Some countries like Macedonia and Hungary have shown hostility to asylum seekers already within their borders. Hungary in particular has built a wall along its borders to prevent their entry. In August, asylum seekers were dispersed by teargas at a refugee registration point in Macedonia. Others were barred from boarding trains in Hungary.
As a result, they have had to forcefully cross over countries at the front row of the Mediterranean Sea into Western Europe. Most of them hope to arrive in Germany, which has shown a softer stand on migration. It is against international conventions on asylum to forcefully return migrants home if they have valid claims for asylum. The European Union and its member states will therefore have no choice but to accept migrants and share asylum responsibility under the international framework.
This is not a European crisis but a global concern involving all nations including those from which migrants are fleeing. For now, it may be of little interest to the rest of the world but in the long run, no country should really exclude itself from issues of forced migration. It is impossible to talk about climate change without bringing up the issues of human displacement. If we are scared of conflict related migration, then we should be more scared of climate change induced displacement. There isn’t any nation that is immune to effects of increased global temperatures.
Scientists have openly warned that if states do not reduce their gas emissions, global temperatures will continue rising to unbearable levels. If they rise above the limit of two degrees, the world could be exposed to catastrophic climatic changes that will spur human migration like never seen before. Climate change has already had far reaching effects in several parts of the world. In 2011, thousands of Somali refugees flee into Kenya and Ethiopia with a mix of problems including intensified conflicts in Somalia and a severe drought that engulfed the Horn of Africa.
Elsewhere in the pacific, some island nations are poised to be wiped out completely if global temperatures keep rising. Think of the tropical island paradise Maldives which is known for its white sand beaches. It may not be around for much longer if expert predictions are right. Shall there be no fix to global warming; Maldivians and other islanders in that region will unfortunately be forced to seek alternative settlements elsewhere in the world.

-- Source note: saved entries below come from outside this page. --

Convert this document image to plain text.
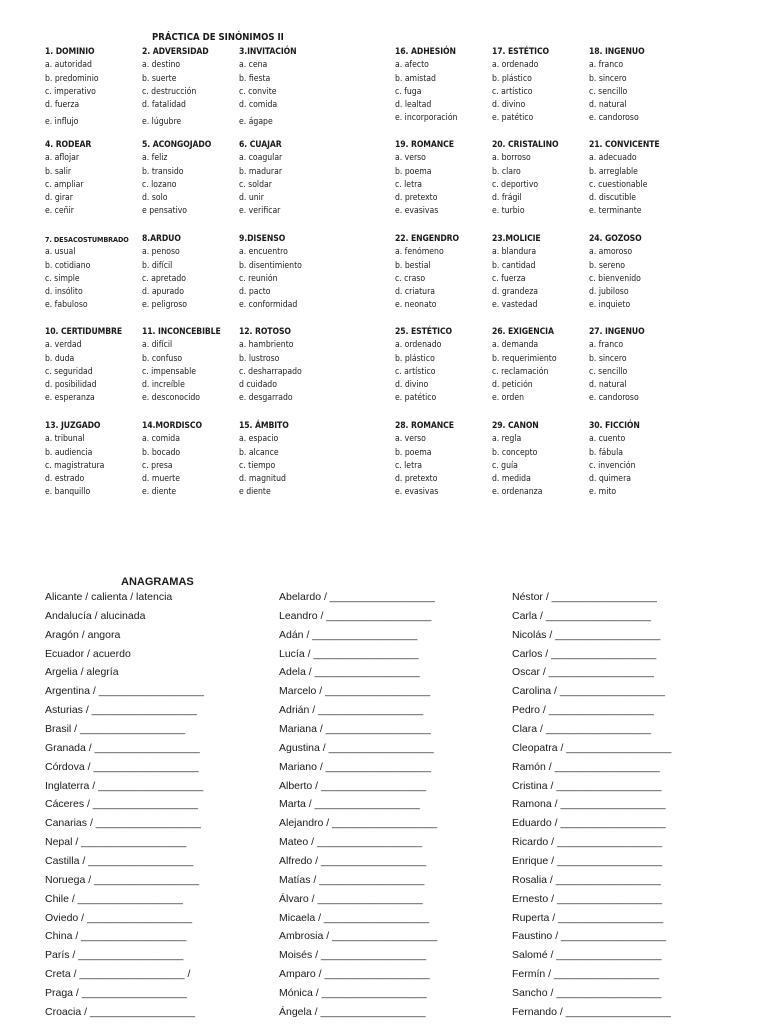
PRÁCTICA DE SINÓNIMOS II
1. DOMINIO
a. autoridad
b. predominio
c. imperativo
d. fuerza
e. influjo
2. ADVERSIDAD
a. destino
b. suerte
c. destrucción
d. fatalidad
e. lúgubre
3.INVITACIÓN
a. cena
b. fiesta
c. convite
d. comida
e. ágape
4. RODEAR
a. aflojar
b. salir
c. ampliar
d. girar
e. ceñir
5. ACONGOJADO
a. feliz
b. transido
c. lozano
d. solo
e pensativo
6. CUAJAR
a. coagular
b. madurar
c. soldar
d. unir
e. verificar
7. DESACOSTUMBRADO
a. usual
b. cotidiano
c. simple
d. insólito
e. fabuloso
8.ARDUO
a. penoso
b. difícil
c. apretado
d. apurado
e. peligroso
9.DISENSO
a. encuentro
b. disentimiento
c. reunión
d. pacto
e. conformidad
10. CERTIDUMBRE
a. verdad
b. duda
c. seguridad
d. posibilidad
e. esperanza
11. INCONCEBIBLE
a. difícil
b. confuso
c. impensable
d. increíble
e. desconocido
12. ROTOSO
a. hambriento
b. lustroso
c. desharrapado
d cuidado
e. desgarrado
13. JUZGADO
a. tribunal
b. audiencia
c. magistratura
d. estrado
e. banquillo
14.MORDISCO
a. comida
b. bocado
c. presa
d. muerte
e. diente
15. ÁMBITO
a. espacio
b. alcance
c. tiempo
d. magnitud
e diente
16. ADHESIÓN
a. afecto
b. amistad
c. fuga
d. lealtad
e. incorporación
17. ESTÉTICO
a. ordenado
b. plástico
c. artístico
d. divino
e. patético
18. INGENUO
a. franco
b. sincero
c. sencillo
d. natural
e. candoroso
19. ROMANCE
a. verso
b. poema
c. letra
d. pretexto
e. evasivas
20. CRISTALINO
a. borroso
b. claro
c. deportivo
d. frágil
e. turbio
21. CONVICENTE
a. adecuado
b. arreglable
c. cuestionable
d. discutible
e. terminante
22. ENGENDRO
a. fenómeno
b. bestial
c. craso
d. criatura
e. neonato
23.MOLICIE
a. blandura
b. cantidad
c. fuerza
d. grandeza
e. vastedad
24. GOZOSO
a. amoroso
b. sereno
c. bienvenido
d. jubiloso
e. inquieto
25. ESTÉTICO
a. ordenado
b. plástico
c. artístico
d. divino
e. patético
26. EXIGENCIA
a. demanda
b. requerimiento
c. reclamación
d. petición
e. orden
27. INGENUO
a. franco
b. sincero
c. sencillo
d. natural
e. candoroso
28. ROMANCE
a. verso
b. poema
c. letra
d. pretexto
e. evasivas
29. CANON
a. regla
b. concepto
c. guía
d. medida
e. ordenanza
30. FICCIÓN
a. cuento
b. fábula
c. invención
d. quimera
e. mito
ANAGRAMAS
Alicante / calienta / latencia
Andalucía / alucinada
Aragón / angora
Ecuador / acuerdo
Argelia / alegría
Argentina / __________________
Asturias / __________________
Brasil / __________________
Granada / __________________
Córdova / __________________
Inglaterra / __________________
Cáceres / __________________
Canarias / __________________
Nepal / __________________
Castilla / __________________
Noruega / __________________
Chile / __________________
Oviedo / __________________
China / __________________
París / __________________
Creta / __________________ /
Praga / __________________
Croacia / __________________
Abelardo / __________________
Leandro / __________________
Adán / __________________
Lucía / __________________
Adela / __________________
Marcelo / __________________
Adrián / __________________
Mariana / __________________
Agustina / __________________
Mariano / __________________
Alberto / __________________
Marta / __________________
Alejandro / __________________
Mateo / __________________
Alfredo / __________________
Matías / __________________
Álvaro / __________________
Micaela / __________________
Ambrosia / __________________
Moisés / __________________
Amparo / __________________
Mónica / __________________
Ángela / __________________
Néstor / __________________
Carla / __________________
Nicolás / __________________
Carlos / __________________
Oscar / __________________
Carolina / __________________
Pedro / __________________
Clara / __________________
Cleopatra / __________________
Ramón / __________________
Cristina / __________________
Ramona / __________________
Eduardo / __________________
Ricardo / __________________
Enrique / __________________
Rosalia / __________________
Ernesto / __________________
Ruperta / __________________
Faustino / __________________
Salomé / __________________
Fermín / __________________
Sancho / __________________
Fernando / __________________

Global temperatures below two degrees are not only foreseen to cause severe storms and droughts, they will also deplete natural resources and livelihoods. Food security and access to drinking water will be a big challenge and dependency shall most likely be the new normal. With all these, it is inevitable that people will migrate to seek alternative lives. With these facts, it beats logic to have some nations demonstrate xenophobia towards migrants, yet it’s their international responsibility to extend them asylum.

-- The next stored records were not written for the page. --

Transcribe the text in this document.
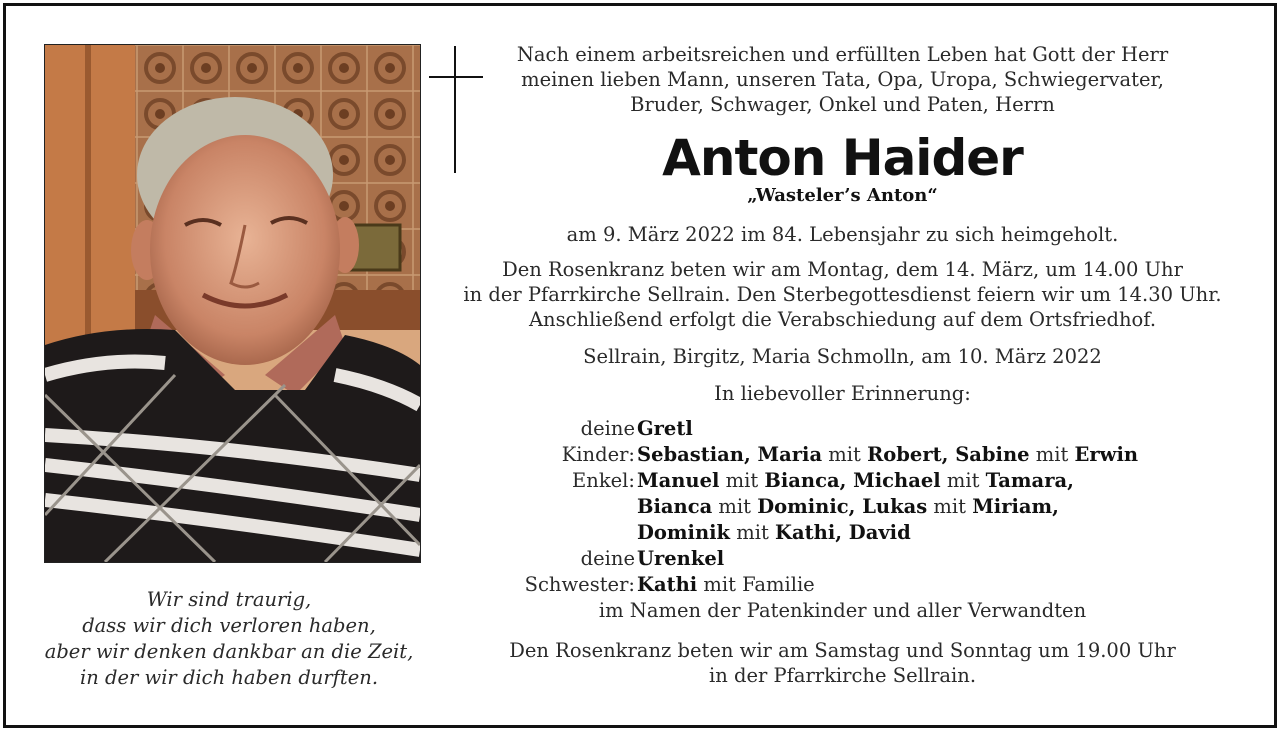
Wir sind traurig,
dass wir dich verloren haben,
aber wir denken dankbar an die Zeit,
in der wir dich haben durften.
Nach einem arbeitsreichen und erfüllten Leben hat Gott der Herr
meinen lieben Mann, unseren Tata, Opa, Uropa, Schwiegervater,
Bruder, Schwager, Onkel und Paten, Herrn
Anton Haider
„Wasteler’s Anton“
am 9. März 2022 im 84. Lebensjahr zu sich heimgeholt.
Den Rosenkranz beten wir am Montag, dem 14. März, um 14.00 Uhr
in der Pfarrkirche Sellrain. Den Sterbegottesdienst feiern wir um 14.30 Uhr.
Anschließend erfolgt die Verabschiedung auf dem Ortsfriedhof.
Sellrain, Birgitz, Maria Schmolln, am 10. März 2022
In liebevoller Erinnerung:
deine Gretl
Kinder: Sebastian, Maria mit Robert, Sabine mit Erwin
Enkel: Manuel mit Bianca, Michael mit Tamara,
Bianca mit Dominic, Lukas mit Miriam,
Dominik mit Kathi, David
deine Urenkel
Schwester: Kathi mit Familie
im Namen der Patenkinder und aller Verwandten
Den Rosenkranz beten wir am Samstag und Sonntag um 19.00 Uhr
in der Pfarrkirche Sellrain.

It’s understandable that human migration would often bring about security challenges including terrorism. However, the idea of putting up expensive fences at border areas to prevent any entry of asylum seekers violates human rights. Apparently, the current rate of global gas emissions could raise the temperatures to the two degrees limit in a few years. It can only be hoped that the United Nations conference on climate change in Paris this November will strongly put into perspective issues of climate induced migration.
In the meantime, our efforts to enhance global security should promote human dignity and not erode it. The mere fact that all of us are at risk of displacement should be a constant reminder that migration for asylum is a human right.